Les fragiles embarcations allaient et revenaient, pour repartir de nouveau, en silence, sur le large lit du fleuve, portant un équipage d’hommes armés taciturnes qui tenaient littéralement à la pointe de leurs mousquets le sort du Canada.

À la pointe du jour, toute l’armée continentale, à l’exception de 160 hommes qu’on laissa à Lévis, était en sécurité dans la retraite de l’Anse de Wolfe et Arnold avait gagné un autre enjeu à la loterie de la guerre.

V
sur les remparts.

Le même matin, de très bonne heure, Zulma Sarpy se rendit en voiture à Québec, accompagnée d’un seul serviteur. En approchant de la ville, elle eut une vue rapide des troupes rebelles escaladant la gorge de l’Anse de Wolfe et se formant en groupes sur la lisière du bois.
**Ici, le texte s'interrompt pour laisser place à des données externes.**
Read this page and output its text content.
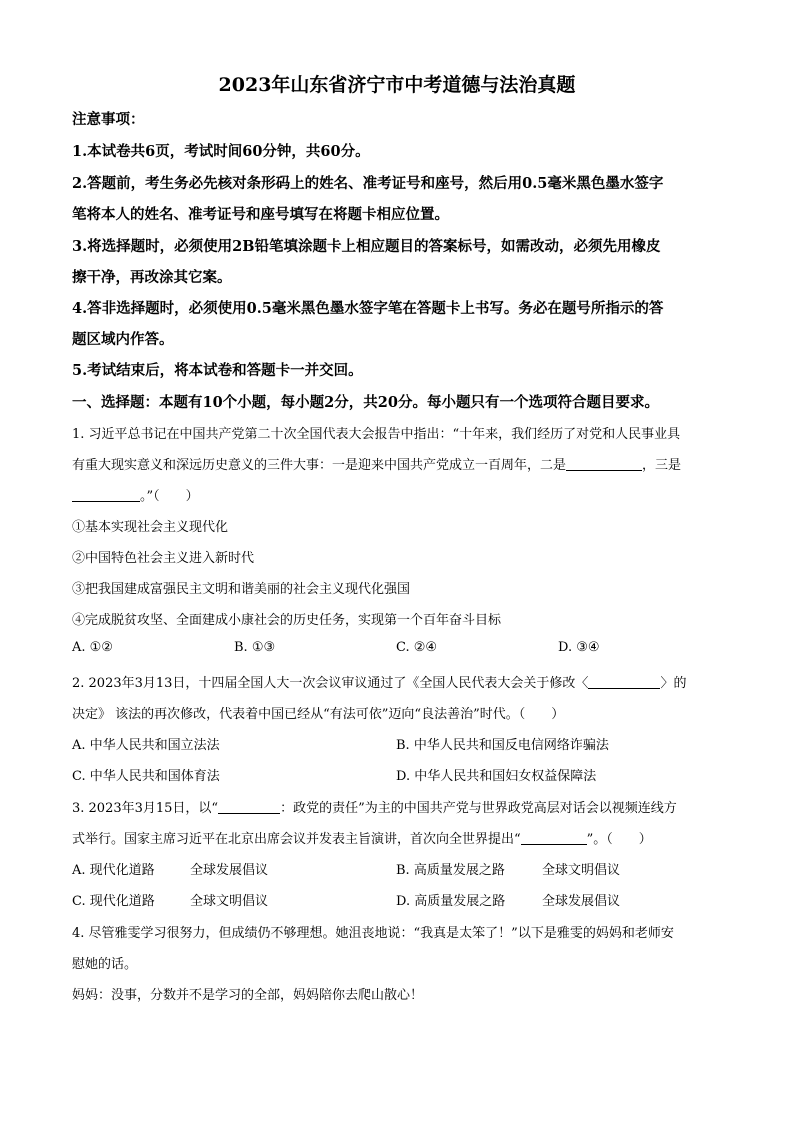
2023年山东省济宁市中考道德与法治真题
注意事项：
1.本试卷共6页，考试时间60分钟，共60分。
2.答题前，考生务必先核对条形码上的姓名、准考证号和座号，然后用0.5毫米黑色墨水签字
笔将本人的姓名、准考证号和座号填写在将题卡相应位置。
3.将选择题时，必须使用2B铅笔填涂题卡上相应题目的答案标号，如需改动，必须先用橡皮
擦干净，再改涂其它案。
4.答非选择题时，必须使用0.5毫米黑色墨水签字笔在答题卡上书写。务必在题号所指示的答
题区域内作答。
5.考试结束后，将本试卷和答题卡一并交回。
一、选择题：本题有10个小题，每小题2分，共20分。每小题只有一个选项符合题目要求。
1. 习近平总书记在中国共产党第二十次全国代表大会报告中指出：“十年来，我们经历了对党和人民事业具
有重大现实意义和深远历史意义的三件大事：一是迎来中国共产党成立一百周年，二是	，三是
。”（　　）
①基本实现社会主义现代化
②中国特色社会主义进入新时代
③把我国建成富强民主文明和谐美丽的社会主义现代化强国
④完成脱贫攻坚、全面建成小康社会的历史任务，实现第一个百年奋斗目标
A. ①②	B. ①③	C. ②④	D. ③④
2. 2023年3月13日，十四届全国人大一次会议审议通过了《全国人民代表大会关于修改〈	〉的
决定》 该法的再次修改，代表着中国已经从“有法可依”迈向“良法善治”时代。（　　）
A. 中华人民共和国立法法	B. 中华人民共和国反电信网络诈骗法
C. 中华人民共和国体育法	D. 中华人民共和国妇女权益保障法
3. 2023年3月15日，以“	：政党的责任”为主的中国共产党与世界政党高层对话会以视频连线方
式举行。国家主席习近平在北京出席会议并发表主旨演讲，首次向全世界提出“	”。（　　）
A. 现代化道路	全球发展倡议	B. 高质量发展之路	全球文明倡议
C. 现代化道路	全球文明倡议	D. 高质量发展之路	全球发展倡议
4. 尽管雅雯学习很努力，但成绩仍不够理想。她沮丧地说：“我真是太笨了！”以下是雅雯的妈妈和老师安
慰她的话。
妈妈：没事，分数并不是学习的全部，妈妈陪你去爬山散心！
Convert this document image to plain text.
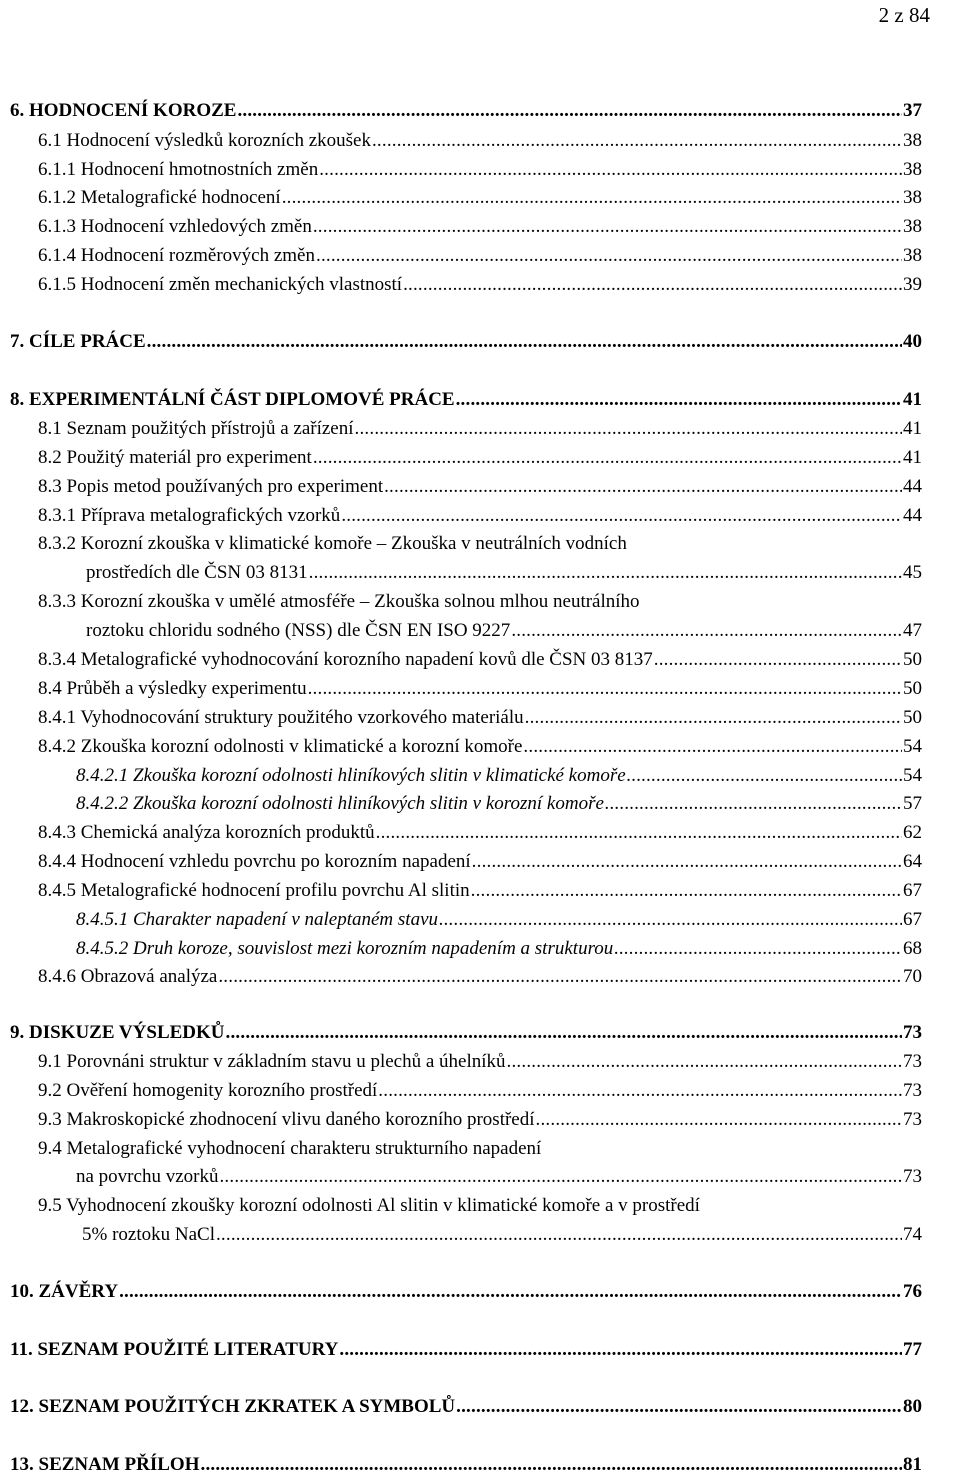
2 z 84
6. HODNOCENÍ KOROZE .....	37
6.1 Hodnocení výsledků korozních zkoušek .....	38
6.1.1 Hodnocení hmotnostních změn .....	38
6.1.2 Metalografické hodnocení .....	38
6.1.3 Hodnocení vzhledových změn .....	38
6.1.4 Hodnocení rozměrových změn .....	38
6.1.5 Hodnocení změn mechanických vlastností .....	39
7. CÍLE PRÁCE .....	40
8. EXPERIMENTÁLNÍ ČÁST DIPLOMOVÉ PRÁCE .....	41
8.1 Seznam použitých přístrojů a zařízení .....	41
8.2 Použitý materiál pro experiment .....	41
8.3 Popis metod používaných pro experiment .....	44
8.3.1 Příprava metalografických vzorků .....	44
8.3.2 Korozní zkouška v klimatické komoře – Zkouška v neutrálních vodních
prostředích dle ČSN 03 8131 .....	45
8.3.3 Korozní zkouška v umělé atmosféře – Zkouška solnou mlhou neutrálního
roztoku chloridu sodného (NSS) dle ČSN EN ISO 9227 .....	47
8.3.4 Metalografické vyhodnocování korozního napadení kovů dle ČSN 03 8137 .....	50
8.4 Průběh a výsledky experimentu .....	50
8.4.1 Vyhodnocování struktury použitého vzorkového materiálu .....	50
8.4.2 Zkouška korozní odolnosti v klimatické a korozní komoře .....	54
8.4.2.1 Zkouška korozní odolnosti hliníkových slitin v klimatické komoře .....	54
8.4.2.2 Zkouška korozní odolnosti hliníkových slitin v korozní komoře .....	57
8.4.3 Chemická analýza korozních produktů .....	62
8.4.4 Hodnocení vzhledu povrchu po korozním napadení .....	64
8.4.5 Metalografické hodnocení profilu povrchu Al slitin .....	67
8.4.5.1 Charakter napadení v naleptaném stavu .....	67
8.4.5.2 Druh koroze, souvislost mezi korozním napadením a strukturou .....	68
8.4.6 Obrazová analýza .....	70
9. DISKUZE VÝSLEDKŮ .....	73
9.1 Porovnáni struktur v základním stavu u plechů a úhelníků .....	73
9.2 Ověření homogenity korozního prostředí .....	73
9.3 Makroskopické zhodnocení vlivu daného korozního prostředí .....	73
9.4 Metalografické vyhodnocení charakteru strukturního napadení
na povrchu vzorků .....	73
9.5 Vyhodnocení zkoušky korozní odolnosti Al slitin v klimatické komoře a v prostředí
5% roztoku NaCl .....	74
10. ZÁVĚRY .....	76
11. SEZNAM POUŽITÉ LITERATURY .....	77
12. SEZNAM POUŽITÝCH ZKRATEK A SYMBOLŮ .....	80
13. SEZNAM PŘÍLOH .....	81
Ils ne pouvaient pas encore être aperçus de la ville, quoique les autorités eussent été informées de leur débarquement une heure ou deux auparavant. Cette vue réjouit singulièrement la jeune fille. Cet appareil guerrier ne l’étonna pas et l’effraya encore moins. Elle ressentit plutôt un frisson d’enthousiasme et il lui passa dans l’esprit l’extravagant désir de prendre part, elle aussi, à cette parade guerrière. Elle arrêta son cheval un instant, pour s’assurer que ses yeux ne l’induisaient pas en erreur et quand elle fut persuadée que ces hommes là-bas étaient réellement les continentaux, elle fit claquer son fouet et se rendit rapidement à Québec, afin de jouir du malicieux plaisir d’être la première à communiquer la nouvelle à ses amis.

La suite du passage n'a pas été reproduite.